An very interesting video about a private ranch in the Tavaputs:

http://www.youtube.com/watch?v=gQnbgEGe ... video_user

Really worth the watching.


----------



## sawsman (Sep 13, 2007)

Thanks for the link goob. I enjoyed watching that. Very interesting stuff!


----------



## Bax* (Dec 14, 2008)

Fantastic video! I really enjoyed that.

Sad to see how people are so disrespectful with sites like that and they dig around and try to find artifacts to take home.


----------



## Huge29 (Sep 17, 2007)

Pretty neat area! I ran across this article last year as I was researching the area, that Waldo could make John Wayne shake in his britches, catching live cougars and buffaloes?! http://www.nationalgeographic.com/adven ... ilcox.html


----------



## Critter (Mar 20, 2010)

I actually met Waldo in the early 80's at the Price BLM office and then again at his home in Green River when a repair on a phone line that he had done went bad, he is quite the rancher. He told me some stories about his ranch and a few things that he had found there but I didn't find out just what was there until the late 90's. 

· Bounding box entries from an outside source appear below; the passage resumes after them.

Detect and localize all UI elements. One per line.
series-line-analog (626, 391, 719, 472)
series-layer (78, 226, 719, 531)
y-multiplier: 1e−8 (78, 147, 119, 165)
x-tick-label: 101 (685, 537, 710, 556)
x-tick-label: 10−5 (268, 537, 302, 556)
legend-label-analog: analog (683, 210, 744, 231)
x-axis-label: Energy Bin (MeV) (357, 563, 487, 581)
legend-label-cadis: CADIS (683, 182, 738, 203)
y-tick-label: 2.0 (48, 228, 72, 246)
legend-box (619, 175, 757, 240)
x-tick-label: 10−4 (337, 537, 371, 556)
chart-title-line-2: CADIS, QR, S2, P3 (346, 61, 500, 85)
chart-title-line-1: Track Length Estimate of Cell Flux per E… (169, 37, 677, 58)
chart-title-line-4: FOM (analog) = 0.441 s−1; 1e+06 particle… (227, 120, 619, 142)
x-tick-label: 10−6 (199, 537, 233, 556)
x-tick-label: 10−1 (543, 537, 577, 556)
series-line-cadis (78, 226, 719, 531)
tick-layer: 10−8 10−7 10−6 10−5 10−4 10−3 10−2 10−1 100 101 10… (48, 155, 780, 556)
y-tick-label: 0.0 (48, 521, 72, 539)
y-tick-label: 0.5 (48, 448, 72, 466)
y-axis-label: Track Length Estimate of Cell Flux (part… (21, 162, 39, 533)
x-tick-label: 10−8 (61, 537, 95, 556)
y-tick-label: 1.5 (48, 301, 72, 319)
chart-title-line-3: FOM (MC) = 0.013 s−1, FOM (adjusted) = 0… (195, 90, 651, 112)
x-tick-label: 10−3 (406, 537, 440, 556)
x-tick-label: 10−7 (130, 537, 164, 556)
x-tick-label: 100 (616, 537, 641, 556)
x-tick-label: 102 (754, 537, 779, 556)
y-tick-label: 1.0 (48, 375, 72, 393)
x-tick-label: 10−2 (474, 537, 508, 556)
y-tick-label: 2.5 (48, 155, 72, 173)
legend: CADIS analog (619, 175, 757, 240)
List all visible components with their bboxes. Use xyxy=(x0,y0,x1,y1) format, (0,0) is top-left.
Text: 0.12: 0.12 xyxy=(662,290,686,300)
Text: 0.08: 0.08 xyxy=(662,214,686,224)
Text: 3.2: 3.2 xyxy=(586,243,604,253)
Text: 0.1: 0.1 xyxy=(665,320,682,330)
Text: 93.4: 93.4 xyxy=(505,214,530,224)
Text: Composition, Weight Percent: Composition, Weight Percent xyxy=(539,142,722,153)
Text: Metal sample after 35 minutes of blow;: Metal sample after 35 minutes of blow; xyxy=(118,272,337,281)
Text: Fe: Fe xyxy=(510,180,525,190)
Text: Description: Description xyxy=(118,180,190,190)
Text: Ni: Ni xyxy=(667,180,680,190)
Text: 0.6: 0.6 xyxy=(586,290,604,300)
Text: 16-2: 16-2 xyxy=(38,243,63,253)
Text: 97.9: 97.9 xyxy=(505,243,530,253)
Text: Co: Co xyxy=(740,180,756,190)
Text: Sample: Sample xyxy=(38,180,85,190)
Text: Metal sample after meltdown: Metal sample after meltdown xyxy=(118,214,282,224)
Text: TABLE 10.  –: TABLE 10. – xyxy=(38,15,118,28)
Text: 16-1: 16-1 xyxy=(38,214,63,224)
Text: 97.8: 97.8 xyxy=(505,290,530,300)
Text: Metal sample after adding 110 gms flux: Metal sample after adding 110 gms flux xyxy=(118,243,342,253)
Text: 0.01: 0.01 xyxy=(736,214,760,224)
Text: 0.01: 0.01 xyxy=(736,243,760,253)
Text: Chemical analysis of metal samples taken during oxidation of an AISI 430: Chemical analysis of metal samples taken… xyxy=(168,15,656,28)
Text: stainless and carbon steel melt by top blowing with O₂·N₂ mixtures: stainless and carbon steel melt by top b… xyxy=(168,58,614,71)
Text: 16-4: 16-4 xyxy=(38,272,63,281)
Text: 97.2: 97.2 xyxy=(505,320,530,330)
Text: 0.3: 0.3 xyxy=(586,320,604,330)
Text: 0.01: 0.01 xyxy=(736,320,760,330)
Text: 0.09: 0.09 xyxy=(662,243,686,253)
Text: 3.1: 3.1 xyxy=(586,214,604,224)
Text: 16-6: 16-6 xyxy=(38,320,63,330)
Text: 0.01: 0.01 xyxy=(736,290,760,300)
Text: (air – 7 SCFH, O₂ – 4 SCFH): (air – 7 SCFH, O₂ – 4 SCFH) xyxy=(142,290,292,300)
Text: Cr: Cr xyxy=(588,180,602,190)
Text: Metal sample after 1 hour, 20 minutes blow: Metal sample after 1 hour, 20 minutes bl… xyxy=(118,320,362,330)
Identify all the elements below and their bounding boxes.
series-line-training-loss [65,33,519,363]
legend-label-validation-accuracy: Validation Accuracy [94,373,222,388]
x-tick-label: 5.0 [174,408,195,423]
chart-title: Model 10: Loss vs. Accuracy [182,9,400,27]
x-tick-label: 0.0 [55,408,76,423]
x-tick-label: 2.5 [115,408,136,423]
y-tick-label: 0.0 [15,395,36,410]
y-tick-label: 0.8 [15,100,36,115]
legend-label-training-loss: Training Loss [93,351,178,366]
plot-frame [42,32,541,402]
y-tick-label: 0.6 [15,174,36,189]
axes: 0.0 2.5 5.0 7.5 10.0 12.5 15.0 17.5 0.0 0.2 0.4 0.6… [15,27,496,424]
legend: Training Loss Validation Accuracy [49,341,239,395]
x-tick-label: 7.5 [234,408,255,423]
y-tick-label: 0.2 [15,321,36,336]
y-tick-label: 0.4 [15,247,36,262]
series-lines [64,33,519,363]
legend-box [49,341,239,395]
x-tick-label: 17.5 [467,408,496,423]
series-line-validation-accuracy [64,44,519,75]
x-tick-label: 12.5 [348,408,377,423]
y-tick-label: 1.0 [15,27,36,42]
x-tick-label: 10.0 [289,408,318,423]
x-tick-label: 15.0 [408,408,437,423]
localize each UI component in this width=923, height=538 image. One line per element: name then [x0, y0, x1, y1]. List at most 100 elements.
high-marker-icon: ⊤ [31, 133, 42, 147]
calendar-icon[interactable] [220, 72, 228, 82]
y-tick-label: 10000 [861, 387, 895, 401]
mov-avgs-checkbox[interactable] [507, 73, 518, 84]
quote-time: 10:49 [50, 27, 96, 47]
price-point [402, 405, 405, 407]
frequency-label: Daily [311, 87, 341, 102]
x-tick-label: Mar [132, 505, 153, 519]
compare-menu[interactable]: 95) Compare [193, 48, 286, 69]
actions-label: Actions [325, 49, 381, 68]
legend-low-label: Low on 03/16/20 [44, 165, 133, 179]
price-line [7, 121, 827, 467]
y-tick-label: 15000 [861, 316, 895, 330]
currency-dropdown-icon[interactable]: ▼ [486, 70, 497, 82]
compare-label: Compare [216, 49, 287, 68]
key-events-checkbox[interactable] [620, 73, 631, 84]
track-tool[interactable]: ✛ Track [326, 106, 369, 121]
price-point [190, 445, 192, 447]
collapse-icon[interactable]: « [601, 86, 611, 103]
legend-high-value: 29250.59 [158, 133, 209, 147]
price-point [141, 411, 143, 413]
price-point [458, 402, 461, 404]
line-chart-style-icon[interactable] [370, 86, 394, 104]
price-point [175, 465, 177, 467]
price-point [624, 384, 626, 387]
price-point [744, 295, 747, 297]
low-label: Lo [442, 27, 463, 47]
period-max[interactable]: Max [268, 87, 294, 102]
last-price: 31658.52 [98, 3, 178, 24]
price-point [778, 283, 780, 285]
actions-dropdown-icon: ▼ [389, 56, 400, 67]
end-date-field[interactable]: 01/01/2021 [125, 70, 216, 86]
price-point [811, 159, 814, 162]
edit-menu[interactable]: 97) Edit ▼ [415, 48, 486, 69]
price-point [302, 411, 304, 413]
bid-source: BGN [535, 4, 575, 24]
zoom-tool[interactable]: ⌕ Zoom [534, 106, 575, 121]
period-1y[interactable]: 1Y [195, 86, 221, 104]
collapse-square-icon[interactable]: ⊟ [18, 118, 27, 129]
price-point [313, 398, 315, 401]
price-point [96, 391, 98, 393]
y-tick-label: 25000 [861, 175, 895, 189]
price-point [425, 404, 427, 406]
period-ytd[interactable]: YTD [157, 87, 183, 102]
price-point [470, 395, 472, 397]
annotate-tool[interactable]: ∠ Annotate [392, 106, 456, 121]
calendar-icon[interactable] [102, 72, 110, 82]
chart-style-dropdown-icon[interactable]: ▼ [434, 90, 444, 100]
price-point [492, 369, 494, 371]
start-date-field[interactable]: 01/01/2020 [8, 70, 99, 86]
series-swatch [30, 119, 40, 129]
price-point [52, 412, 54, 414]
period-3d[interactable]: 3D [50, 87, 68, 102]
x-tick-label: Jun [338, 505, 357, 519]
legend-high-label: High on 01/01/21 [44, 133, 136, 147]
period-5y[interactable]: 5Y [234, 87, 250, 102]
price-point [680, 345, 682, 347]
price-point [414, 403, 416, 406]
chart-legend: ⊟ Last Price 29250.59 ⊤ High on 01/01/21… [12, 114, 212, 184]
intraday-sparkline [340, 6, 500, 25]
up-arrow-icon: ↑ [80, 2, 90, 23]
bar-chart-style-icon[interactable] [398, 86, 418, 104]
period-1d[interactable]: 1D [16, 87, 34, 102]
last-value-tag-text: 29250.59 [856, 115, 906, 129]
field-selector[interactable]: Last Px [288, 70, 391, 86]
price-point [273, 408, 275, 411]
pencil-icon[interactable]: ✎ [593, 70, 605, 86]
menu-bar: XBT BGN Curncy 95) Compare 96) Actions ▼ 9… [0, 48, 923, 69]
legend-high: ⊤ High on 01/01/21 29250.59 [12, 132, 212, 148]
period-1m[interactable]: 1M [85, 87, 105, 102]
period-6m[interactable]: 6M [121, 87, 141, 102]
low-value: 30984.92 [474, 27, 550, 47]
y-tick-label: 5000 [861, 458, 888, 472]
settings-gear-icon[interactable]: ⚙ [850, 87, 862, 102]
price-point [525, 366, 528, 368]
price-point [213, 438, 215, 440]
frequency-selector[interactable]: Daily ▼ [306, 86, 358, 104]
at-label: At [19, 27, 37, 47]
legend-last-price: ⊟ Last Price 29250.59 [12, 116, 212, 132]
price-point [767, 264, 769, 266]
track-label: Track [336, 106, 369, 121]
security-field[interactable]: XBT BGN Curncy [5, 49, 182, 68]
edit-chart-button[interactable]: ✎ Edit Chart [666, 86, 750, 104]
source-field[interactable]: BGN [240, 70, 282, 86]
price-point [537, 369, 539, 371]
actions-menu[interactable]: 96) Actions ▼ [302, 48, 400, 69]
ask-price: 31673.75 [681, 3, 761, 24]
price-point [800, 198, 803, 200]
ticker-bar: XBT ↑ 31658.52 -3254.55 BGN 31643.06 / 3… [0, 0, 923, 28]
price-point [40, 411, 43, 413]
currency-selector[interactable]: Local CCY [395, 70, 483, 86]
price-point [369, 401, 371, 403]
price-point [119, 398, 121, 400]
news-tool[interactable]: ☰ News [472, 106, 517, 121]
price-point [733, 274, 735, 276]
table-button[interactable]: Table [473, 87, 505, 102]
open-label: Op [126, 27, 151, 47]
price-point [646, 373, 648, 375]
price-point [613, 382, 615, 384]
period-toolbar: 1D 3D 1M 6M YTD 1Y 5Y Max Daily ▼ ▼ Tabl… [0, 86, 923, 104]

At one time they allowed hunting there on a limited basis but I believe that they have quit that now and the only way into the ranch and canyon is with permission with strict orders not to pick up anything along with being escorted.


----------



## GaryFish (Sep 7, 2007)

It seems like the land was purchased for wildlife reasons, wasn't it? Then after review of the archaeological stuff, they put the brakes on it as an LE elk area. And the more they looked at it, the more giddy the archaeologists became. I'd not be surprised to see it made into some kind of national historic place or something. Problem with that is with some kind of national recognition, will come the demand to make it available to visitors, and that leaves another set of issues on someplace so undisturbed. Then it turns into Nine Mile Canyon that while pretty dang cool, has little to no archaeological value any more. The other funny thing to me - is folks in Carbon County love to complain about people looting all these great sites for stuff - yet pretty near every home in that region has some kind of pottery, rock art, or dinosaur footprint in their living room or front yard rock garden. So it goes.


----------



## Huge29 (Sep 17, 2007)

It is no longer an LE elk area as of this year and is available for hunting even after transferring state ownership to about three different entities. However, one has to walk about seven miles to get in there.


----------



## BIGBEAN (Apr 16, 2008)

7 miles where are you hiking in from? :shock:


----------



## BIGBEAN (Apr 16, 2008)




----------



## Huge29 (Sep 17, 2007)

BIGBEAN said:


> 7 miles where are you hiking in from? :shock:


Just what I had read.


----------



## BIGBEAN (Apr 16, 2008)

I know you can go right to the gates at both the top and bottom of the property, you use to be able to buy a 5 day access pass from the DWR (not sure if you still can). I have been down there several times and have seen some neat stuff. 8)
http://wildlife.utah.gov/dwr/license-permit.html
Range creek (wilcox ranch) access - no handling fee to apply $5.00


----------



## skeet4l (Sep 11, 2007)

Great post goob, thank you.


----------